Watson is in fact deeply implicated in the two most common reasons voters gave for switching away from Labour. He fought a prominent campaign for Labour to become an officially Remain party — despite representing a constituency that voted to Leave the EU. He then jumped ship before having to face the wrath of its voters himself.
After Brexit the most common explanation given for defeat is Corbyn’s lack of popularity. Watson, the ringleader of multiple parliamentary revolts against Corbyn and a thoroughly disloyal deputy who tried to derail every Labour policy announcement by timing simultaneous attacks on the leadership, must bear some responsibility for that too.
The shifts away from the manifesto we are seeing from several candidates has a twin purpose. One is to distract attention from the role that Keir Starmer, Emily Thornberry and outside the shadow cabinet Clive Lewis and Jess Phillips played in campaigning for Remain, when association with Remain was undoubtedly more significant than the manifesto in the loss of 54 seats to the Conservatives.
The other is the powerful drag towards the parliamentary party’s centre of gravity, which was never socialist. Most Labour MPs were never committed to the Corbyn project. A return to support for market economics would be popular — inside Parliament.
But not necessarily outside Parliament. The collapse of the “centre ground” suggests that only anti-Establishment politics can win in the current climate.
Beyond that, socialists should recall what made Corbyn necessary in the first place. The climate catastrophe is upon us. Poverty is worsening. Our public services are crumbling, millions pay through the nose for shelter, heating and transport and yet millions of jobs are more precarious and badly paid than ever.
The only answer to these problems is socialism. Keeping Labour committed to extending public ownership and redistributing wealth is therefore important.
At the same time, no candidate yet declared can match Corbyn’s decades of dedication to extraparliamentary campaigning for peace and socialism, the experience that steeled him in the face of savage attacks from the press and colleagues and equipped him to resist far better than most the numerous attempts to blunt his radicalism. Grassroots organisation and activism played too little a role even under Corbyn, but will need a more prominent role now. We will be able to rely on the leadership’s instincts less.

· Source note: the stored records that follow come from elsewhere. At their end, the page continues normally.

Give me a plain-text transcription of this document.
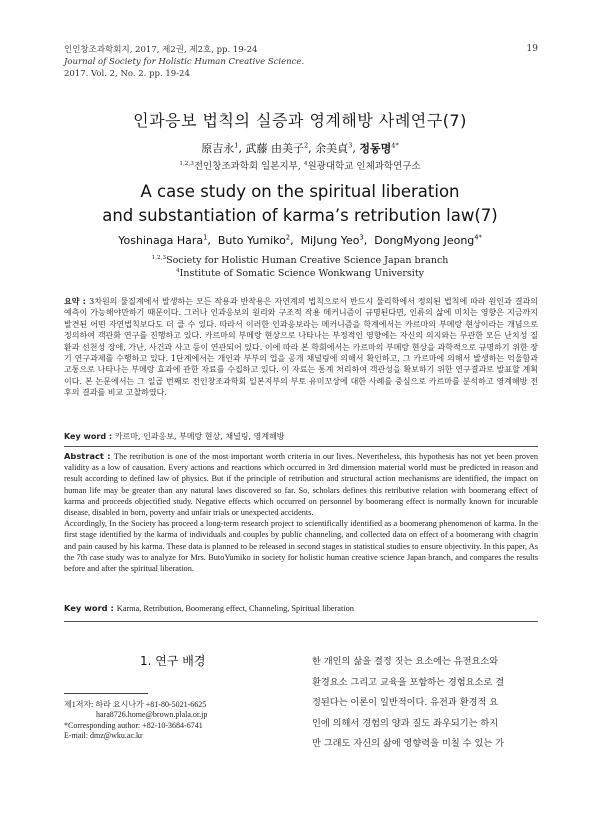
인인창조과학회지, 2017, 제2권, 제2호, pp. 19-24
Journal of Society for Holistic Human Creative Science.
2017. Vol. 2, No. 2. pp. 19-24
19
인과응보 법칙의 실증과 영계해방 사례연구(7)
原吉永$^1$, 武藤 由美子$^2$, 余美貞$^3$, 정동명$^{4*}$
$^{1,2,3}$전인창조과학회 일본지부, $^4$원광대학교 인체과학연구소
A case study on the spiritual liberation
and substantiation of karma’s retribution law(7)
Yoshinaga Hara$^1$,  Buto Yumiko$^2$,  MiJung Yeo$^3$,  DongMyong Jeong$^{4*}$
$^{1,2,3}$Society for Holistic Human Creative Science Japan branch
$^4$Institute of Somatic Science Wonkwang University
요약 : 3차원의 물질계에서 발생하는 모든 작용과 반작용은 자연계의 법칙으로서 반드시 물리학에서 정의된 법칙에 따라 원인과 결과의 예측이 가능해야만하기 때문이다. 그러나 인과응보의 원리와 구조적 작용 메커니즘이 규명된다면, 인류의 삶에 미치는 영향은 지금까지 발견된 어떤 자연법칙보다도 더 클 수 있다. 따라서 이러한 인과응보라는 메커니즘을 학계에서는 카르마의 부메랑 현상이라는 개념으로 정의하여 객관화 연구를 진행하고 있다. 카르마의 부메랑 현상으로 나타나는 부정적인 영향에는 자신의 의지와는 무관한 모든 난치성 질환과 선천성 장애, 가난, 사건과 사고 등이 연관되어 있다. 이에 따라 본 학회에서는 카르마의 부메랑 현상을 과학적으로 규명하기 위한 장기 연구과제를 수행하고 있다. 1단계에서는 개인과 부부의 업을 공개 채널링에 의해서 확인하고, 그 카르마에 의해서 발생하는 억울함과 고통으로 나타나는 부메랑 효과에 관한 자료를 수집하고 있다. 이 자료는 통계 처리하여 객관성을 확보하기 위한 연구결과로 발표할 계획이다. 본 논문에서는 그 일곱 번째로 전인창조과학회 일본지부의 부토 유미꼬상에 대한 사례를 중심으로 카르마를 분석하고 영계해방 전후의 결과를 비교 고찰하였다.
Key word : 카르마, 인과응보, 부메랑 현상, 채널링, 영계해방
Abstract : The retribution is one of the most important worth criteria in our lives. Nevertheless, this hypothesis has not yet been proven validity as a low of causation. Every actions and reactions which occurred in 3rd dimension material world must be predicted in reason and result according to defined law of physics. But if the principle of retribution and structural action mechanisms are identified, the impact on human life may be greater than any natural laws discovered so far. So, scholars defines this retributive relation with boomerang effect of karma and proceeds objectified study. Negative effects which occurred on personnel by boomerang effect is normally known for incurable disease, disabled in born, poverty and unfair trials or unexpected accidents.
Accordingly, In the Society has proceed a long-term research project to scientifically identified as a boomerang phenomenon of karma. In the first stage identified by the karma of individuals and couples by public channeling, and collected data on effect of a boomerang with chagrin and pain caused by his karma. These data is planned to be released in second stages in statistical studies to ensure objectivity. In this paper, As the 7th case study was to analyze for Mrs. ButoYumiko in society for holistic human creative science Japan branch, and compares the results before and after the spiritual liberation.
Key word : Karma, Retribution, Boomerang effect, Channeling, Spiritual liberation
1. 연구 배경
제1저자: 하라 요시나가 +81-80-5021-6625
hara8726.home@brown.plala.or.jp
*Corresponding author: +82-10-3684-6741
E-mail: dmz@wku.ac.kr
한 개인의 삶을 결정 짓는 요소에는 유전요소와
환경요소 그리고 교육을 포함하는 경험요소로 결
정된다는 이론이 일반적이다. 유전과 환경적 요
인에 의해서 경험의 양과 질도 좌우되기는 하지
만 그래도 자신의 삶에 영향력을 미칠 수 있는 가
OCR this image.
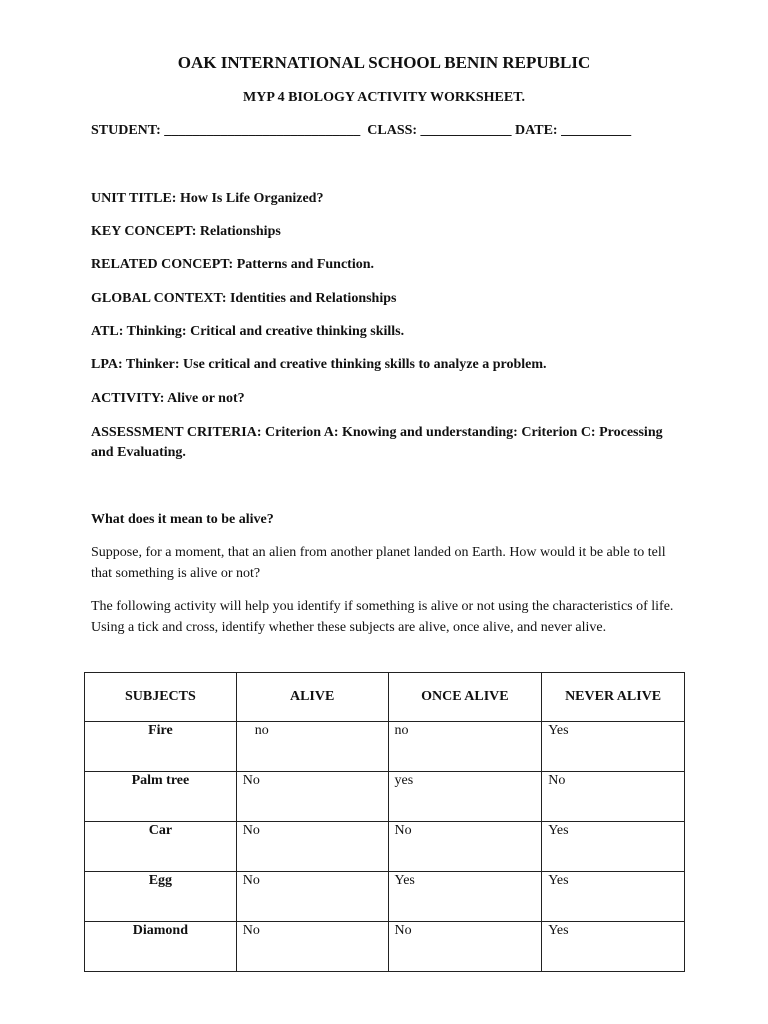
OAK INTERNATIONAL SCHOOL BENIN REPUBLIC
MYP 4 BIOLOGY ACTIVITY WORKSHEET.
STUDENT: ____________________________  CLASS: _____________ DATE: __________

UNIT TITLE: How Is Life Organized?

KEY CONCEPT: Relationships

RELATED CONCEPT: Patterns and Function.

GLOBAL CONTEXT: Identities and Relationships

ATL: Thinking: Critical and creative thinking skills.

LPA: Thinker: Use critical and creative thinking skills to analyze a problem.

ACTIVITY: Alive or not?

ASSESSMENT CRITERIA: Criterion A: Knowing and understanding: Criterion C: Processing and Evaluating.

What does it mean to be alive?

Suppose, for a moment, that an alien from another planet landed on Earth. How would it be able to tell that something is alive or not?

The following activity will help you identify if something is alive or not using the characteristics of life. Using a tick and cross, identify whether these subjects are alive, once alive, and never alive.

SUBJECTS	ALIVE	ONCE ALIVE	NEVER ALIVE
Fire	no	no	Yes
Palm tree	No	yes	No
Car	No	No	Yes
Egg	No	Yes	Yes
Diamond	No	No	Yes
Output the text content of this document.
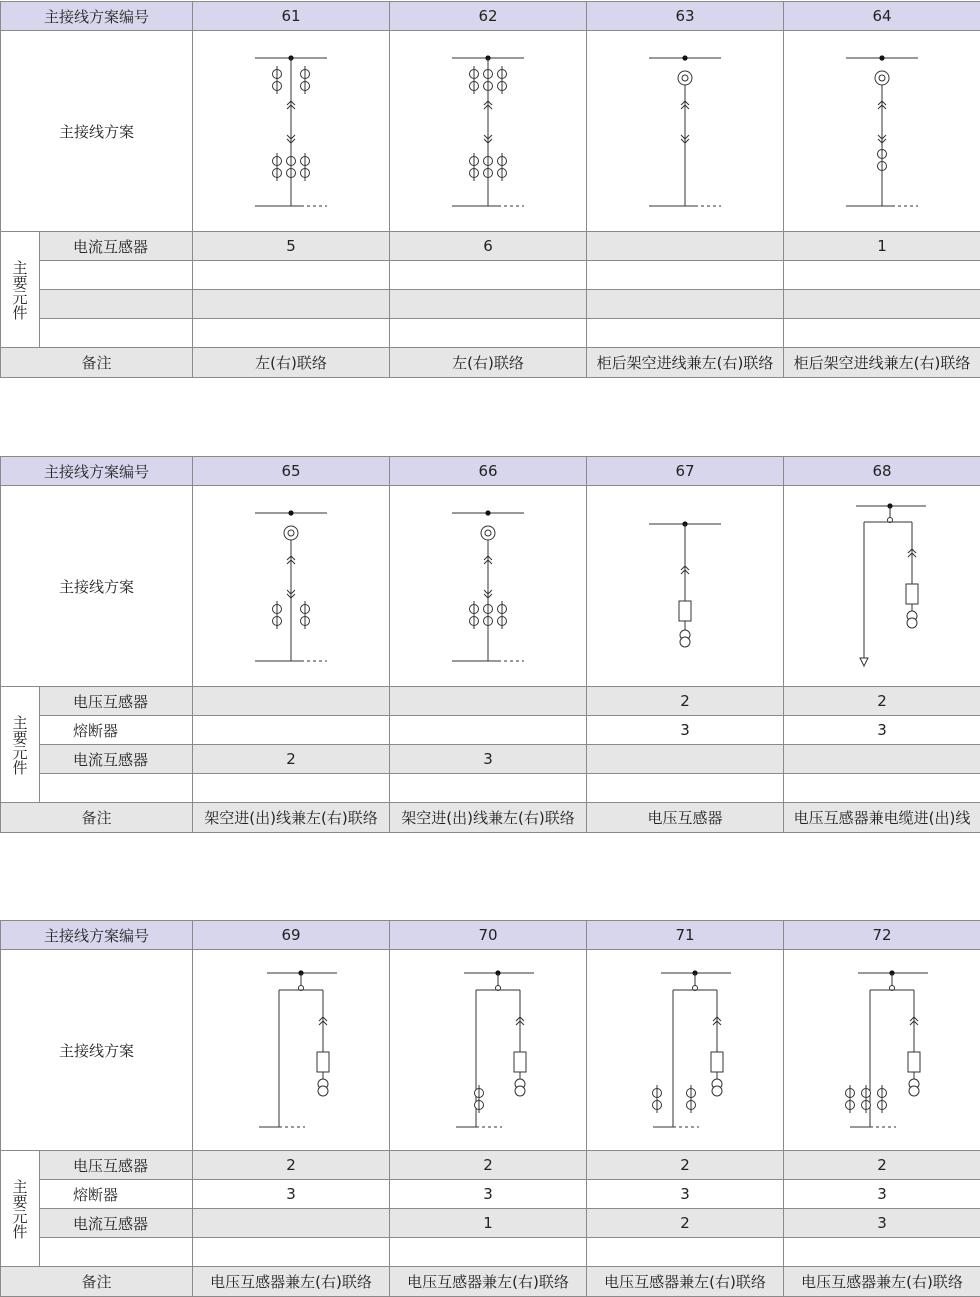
主接线方案编号		61	62	63	64
主接线方案	

主要元件	电流互感器	5	6		1

备注		左(右)联络	左(右)联络	柜后架空进线兼左(右)联络	柜后架空进线兼左(右)联络
主接线方案编号		65	66	67	68
主接线方案	

主要元件	电压互感器			2	2
	熔断器			3	3
	电流互感器	2	3		

备注		架空进(出)线兼左(右)联络	架空进(出)线兼左(右)联络	电压互感器	电压互感器兼电缆进(出)线
主接线方案编号		69	70	71	72
主接线方案	

主要元件	电压互感器	2	2	2	2
	熔断器	3	3	3	3
	电流互感器		1	2	3

备注		电压互感器兼左(右)联络	电压互感器兼左(右)联络	电压互感器兼左(右)联络	电压互感器兼左(右)联络
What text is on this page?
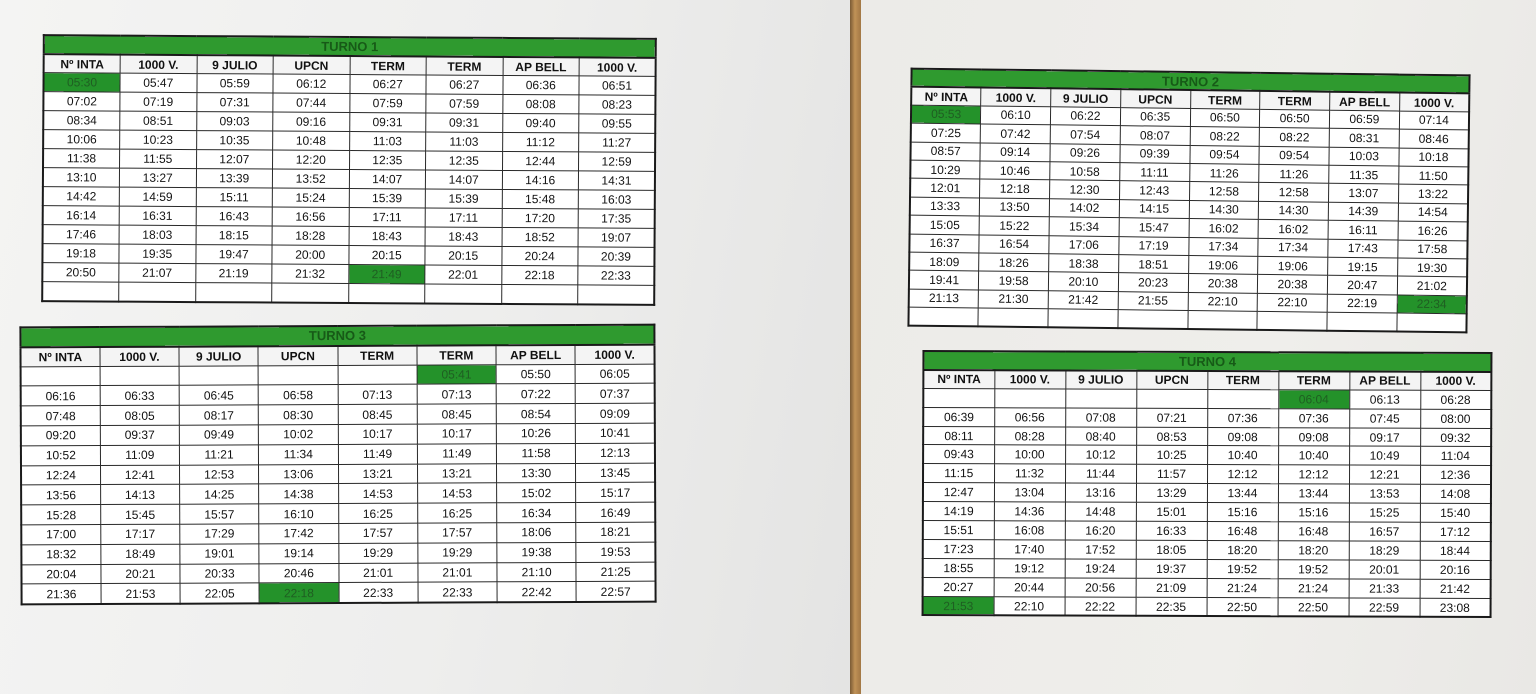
TURNO 1							
Nº INTA	1000 V.	9 JULIO	UPCN	TERM	TERM	AP BELL	1000 V.
05:30	05:47	05:59	06:12	06:27	06:27	06:36	06:51
07:02	07:19	07:31	07:44	07:59	07:59	08:08	08:23
08:34	08:51	09:03	09:16	09:31	09:31	09:40	09:55
10:06	10:23	10:35	10:48	11:03	11:03	11:12	11:27
11:38	11:55	12:07	12:20	12:35	12:35	12:44	12:59
13:10	13:27	13:39	13:52	14:07	14:07	14:16	14:31
14:42	14:59	15:11	15:24	15:39	15:39	15:48	16:03
16:14	16:31	16:43	16:56	17:11	17:11	17:20	17:35
17:46	18:03	18:15	18:28	18:43	18:43	18:52	19:07
19:18	19:35	19:47	20:00	20:15	20:15	20:24	20:39
20:50	21:07	21:19	21:32	21:49	22:01	22:18	22:33

TURNO 2							
Nº INTA	1000 V.	9 JULIO	UPCN	TERM	TERM	AP BELL	1000 V.
05:53	06:10	06:22	06:35	06:50	06:50	06:59	07:14
07:25	07:42	07:54	08:07	08:22	08:22	08:31	08:46
08:57	09:14	09:26	09:39	09:54	09:54	10:03	10:18
10:29	10:46	10:58	11:11	11:26	11:26	11:35	11:50
12:01	12:18	12:30	12:43	12:58	12:58	13:07	13:22
13:33	13:50	14:02	14:15	14:30	14:30	14:39	14:54
15:05	15:22	15:34	15:47	16:02	16:02	16:11	16:26
16:37	16:54	17:06	17:19	17:34	17:34	17:43	17:58
18:09	18:26	18:38	18:51	19:06	19:06	19:15	19:30
19:41	19:58	20:10	20:23	20:38	20:38	20:47	21:02
21:13	21:30	21:42	21:55	22:10	22:10	22:19	22:34

TURNO 3							
Nº INTA	1000 V.	9 JULIO	UPCN	TERM	TERM	AP BELL	1000 V.
					05:41	05:50	06:05
06:16	06:33	06:45	06:58	07:13	07:13	07:22	07:37
07:48	08:05	08:17	08:30	08:45	08:45	08:54	09:09
09:20	09:37	09:49	10:02	10:17	10:17	10:26	10:41
10:52	11:09	11:21	11:34	11:49	11:49	11:58	12:13
12:24	12:41	12:53	13:06	13:21	13:21	13:30	13:45
13:56	14:13	14:25	14:38	14:53	14:53	15:02	15:17
15:28	15:45	15:57	16:10	16:25	16:25	16:34	16:49
17:00	17:17	17:29	17:42	17:57	17:57	18:06	18:21
18:32	18:49	19:01	19:14	19:29	19:29	19:38	19:53
20:04	20:21	20:33	20:46	21:01	21:01	21:10	21:25
21:36	21:53	22:05	22:18	22:33	22:33	22:42	22:57
TURNO 4							
Nº INTA	1000 V.	9 JULIO	UPCN	TERM	TERM	AP BELL	1000 V.
					06:04	06:13	06:28
06:39	06:56	07:08	07:21	07:36	07:36	07:45	08:00
08:11	08:28	08:40	08:53	09:08	09:08	09:17	09:32
09:43	10:00	10:12	10:25	10:40	10:40	10:49	11:04
11:15	11:32	11:44	11:57	12:12	12:12	12:21	12:36
12:47	13:04	13:16	13:29	13:44	13:44	13:53	14:08
14:19	14:36	14:48	15:01	15:16	15:16	15:25	15:40
15:51	16:08	16:20	16:33	16:48	16:48	16:57	17:12
17:23	17:40	17:52	18:05	18:20	18:20	18:29	18:44
18:55	19:12	19:24	19:37	19:52	19:52	20:01	20:16
20:27	20:44	20:56	21:09	21:24	21:24	21:33	21:42
21:53	22:10	22:22	22:35	22:50	22:50	22:59	23:08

The pull to the right did not come solely from MPs either. As the CWU’s Dave Ward and other trade union leaders have argued, a more militant trade union movement needs to start fighting and winning for workers irrespective of who is in Parliament. With the Tories installed securely in office, organising in the workplace has to be the stepping stone to a socialist advance that is deeper-rooted and more resilient than 2017’s.